Are you having dns issues? Historically if you have UseDNS set to true and your dns servers are bad it can just be slow to connect as it tries to do the reverse lookup.
/Giuseppe
On Mon, 15 Jul 2019 at 18:18, Sean Mooney <smooney@redhat.com> wrote:
On Mon, 2019-07-15 at 16:29 +0200, Giuseppe Sannino wrote:
Hi! first of all, thanks for the fast replies. I do appreciate that.
I did some more test trying to figure out the issue. - Set UseDNS to "no" in sshd_config => Issue persists - Installed and configured Telnet => Telnet login is slow as well
From the "top" or "auth.log"nothing specific popped up. I can sshd taking some cpu for a short while but nothing more than that.

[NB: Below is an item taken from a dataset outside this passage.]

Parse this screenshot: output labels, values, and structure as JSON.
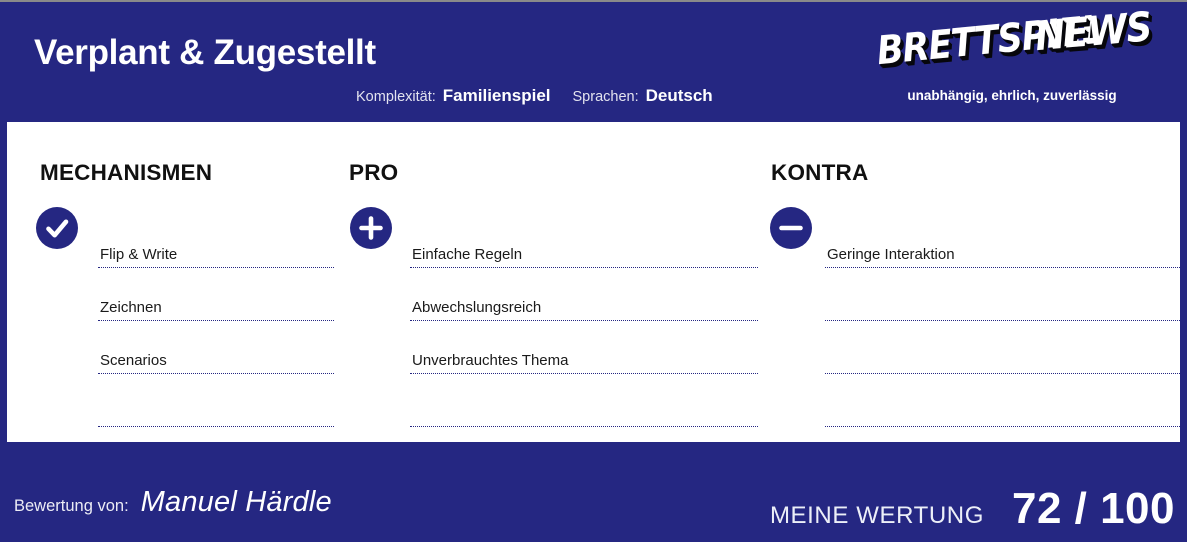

Once logged in the VM is not too slow. CLI doesn't get stuck or similar. One thing worthwhile to mention, it seems like the writing throughput on the disk is a bit slow: 67MB/s wrt around 318MB/s of another VM running on a "datacenter" Openstack installation. unless you see iowait in the guest its likely not related to the disk speed. you might be able to improve the disk performace by changeing the chache mode but unless you are seeing io wait that is just an optimisation to try later.
when you are logged into the vm have you tried ssh again via localhost to determin if the long login time is related to the network or the vm.
if its related to the network it will be fast over localhost if its related to the vm, e.g. because of disk, cpu load, memory load or ssh server configuration then the local ssh will be slow.
The Cinder Volume docker is running on the Compute Host and Cinder is
using
the filesystem as backend.
BR /Giuseppe
On Fri, 12 Jul 2019 at 17:41, Slawek Kaplonski <skaplons@redhat.com> wrote:
Hi,
I suspect some problems with names resolving. Can You check if You have also such delay when doing e.g. “sudo” commands after You ssh to the instance?
On 12 Jul 2019, at 16:23, Brian Haley <haleyb.dev@gmail.com> wrote:
On 7/12/19 9:57 AM, Giuseppe Sannino wrote:
Hi community, I need your help ,tips, advices. *> Environment <* I have deployed Openstack "Stein" using the latest kolla-ansible on the
following deployment topology:
1) OS Controller running as VM on a "cloud" location 2) OS Compute running on a baremetal server remotely (wrt OS
Controller) location
3) Network node running on the Compute host As per the above info, Controller and compute run on two different
networks.
Kolla-Ansible is not really designed for such scenario but after
manipulating the globals.yml and the inventory files (basically I had to move node specific network settings from the globals to the inventory file), eventually the deployment works fine.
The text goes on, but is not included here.